Groundbreaking technology allows completely paralysed 'locked-in' patients to communicate

The interface is a cap that sits on people’s heads and uses infrared light to detect variations in blood flow to different regions of the brain.

GROUNDBREAKING NEW TECHNOLOGY has allowed doctors to hold simple conversations with patients who are “locked-in” and have been too disabled to communicate.

A newly developed brain-computer interface permits people who otherwise have no means of communicating to engage in simple “yes” and “no” conversations.

The interface is a cap that sits on people’s heads and uses infrared light to detect variations in blood flow to different regions of the brain.

According to the authors of a new study published in the journal Plos Biology, the technology has the potential the revolutionise the lives of patients and could be “the first step towards abolition of complete locked-in states”.

A complete locked-in state (CLIS) is when a person is suffering from complete motor paralysis and is so unable to communicate in any way. However the brain function of the person is still intact, meaning that they can perceive the world around them.

In the study, three women and one man (aged 24 to 76) were trained to use the interface by doctors asking them simple “yes” and “no” questions and asking them to answer.

All four suffered from CLIS due to the fact that they had ALS (amyotrophic lateral sclerosis) – a progressive motor neuron disease that leads to complete destruction of the part of the nervous system responsible for movement.

The four are fed through feeding tubes and cared for at home by their families.

Simple questions

Questions like “Your husband’s name is Joachim” and “Berlin is the capital of France”.

Over time, the cap learned to distinguish between the blood flow patterns in the patients’ brains whether a “yes” or “no” answer was being thought.

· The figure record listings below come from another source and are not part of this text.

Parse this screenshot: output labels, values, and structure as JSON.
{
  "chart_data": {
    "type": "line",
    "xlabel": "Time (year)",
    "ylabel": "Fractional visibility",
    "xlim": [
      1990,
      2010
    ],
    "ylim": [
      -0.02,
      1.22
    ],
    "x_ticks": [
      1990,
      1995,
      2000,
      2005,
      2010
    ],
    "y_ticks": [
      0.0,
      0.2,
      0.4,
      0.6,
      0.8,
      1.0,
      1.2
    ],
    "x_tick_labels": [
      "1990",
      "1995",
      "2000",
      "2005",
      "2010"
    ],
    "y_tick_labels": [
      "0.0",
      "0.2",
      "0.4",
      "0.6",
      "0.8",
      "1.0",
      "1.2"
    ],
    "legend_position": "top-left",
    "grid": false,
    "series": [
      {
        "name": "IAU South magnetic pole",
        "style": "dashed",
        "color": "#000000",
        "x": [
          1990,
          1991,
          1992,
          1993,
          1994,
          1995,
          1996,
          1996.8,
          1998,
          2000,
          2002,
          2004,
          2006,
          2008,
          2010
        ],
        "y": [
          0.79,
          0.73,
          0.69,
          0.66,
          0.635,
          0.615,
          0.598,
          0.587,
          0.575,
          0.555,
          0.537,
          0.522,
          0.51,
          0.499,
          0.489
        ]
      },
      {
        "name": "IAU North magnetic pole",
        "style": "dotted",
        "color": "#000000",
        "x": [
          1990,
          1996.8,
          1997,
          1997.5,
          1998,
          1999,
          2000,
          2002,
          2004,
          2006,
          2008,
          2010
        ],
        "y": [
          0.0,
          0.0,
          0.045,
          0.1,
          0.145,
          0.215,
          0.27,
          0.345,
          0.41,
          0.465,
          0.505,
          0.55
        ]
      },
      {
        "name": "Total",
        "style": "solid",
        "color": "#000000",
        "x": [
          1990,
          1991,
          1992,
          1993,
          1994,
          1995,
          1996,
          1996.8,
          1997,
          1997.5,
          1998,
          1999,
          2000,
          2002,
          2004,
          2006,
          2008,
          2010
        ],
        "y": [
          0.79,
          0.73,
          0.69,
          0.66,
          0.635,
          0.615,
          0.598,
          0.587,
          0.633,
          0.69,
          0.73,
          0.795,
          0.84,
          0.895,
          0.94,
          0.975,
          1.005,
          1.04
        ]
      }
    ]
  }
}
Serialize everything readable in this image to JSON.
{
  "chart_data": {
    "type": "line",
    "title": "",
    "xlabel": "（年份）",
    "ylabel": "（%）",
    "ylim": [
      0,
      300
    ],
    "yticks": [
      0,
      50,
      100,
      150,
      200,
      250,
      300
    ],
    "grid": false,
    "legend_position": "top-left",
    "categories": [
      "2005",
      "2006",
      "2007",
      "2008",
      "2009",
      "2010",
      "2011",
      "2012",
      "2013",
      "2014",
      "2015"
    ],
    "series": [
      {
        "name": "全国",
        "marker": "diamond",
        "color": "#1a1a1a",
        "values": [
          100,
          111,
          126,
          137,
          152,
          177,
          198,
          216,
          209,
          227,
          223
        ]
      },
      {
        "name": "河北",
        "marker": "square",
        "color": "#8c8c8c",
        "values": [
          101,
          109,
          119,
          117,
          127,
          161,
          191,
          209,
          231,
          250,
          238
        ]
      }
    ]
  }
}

The questions became more complex as the technology was used. When questioned were they “happy” with life, all four patients answered “yes”.

In another case, a family requested that the researchers ask one of the participants whether he would agree for his daughter to marry her boyfriend ‘Mario’. The answer was “No” nine times out of ten.

Professor John Donoghue, Director of the Wyss Center, who developed the technology, said it hoped to expand on the results of the research.

“Restoring communication for completely locked-in people is a crucial first step in the challenge to regain movement,” he said.

“The Wyss Center plans to build on the results of this study to develop clinically useful technology that will be available to people with paralysis resulting from ALS, stroke or spinal cord injury.

The technology used in the study also has broader applications that we believe could be further developed to treat and monitor people with a wide range of neuro-disorders.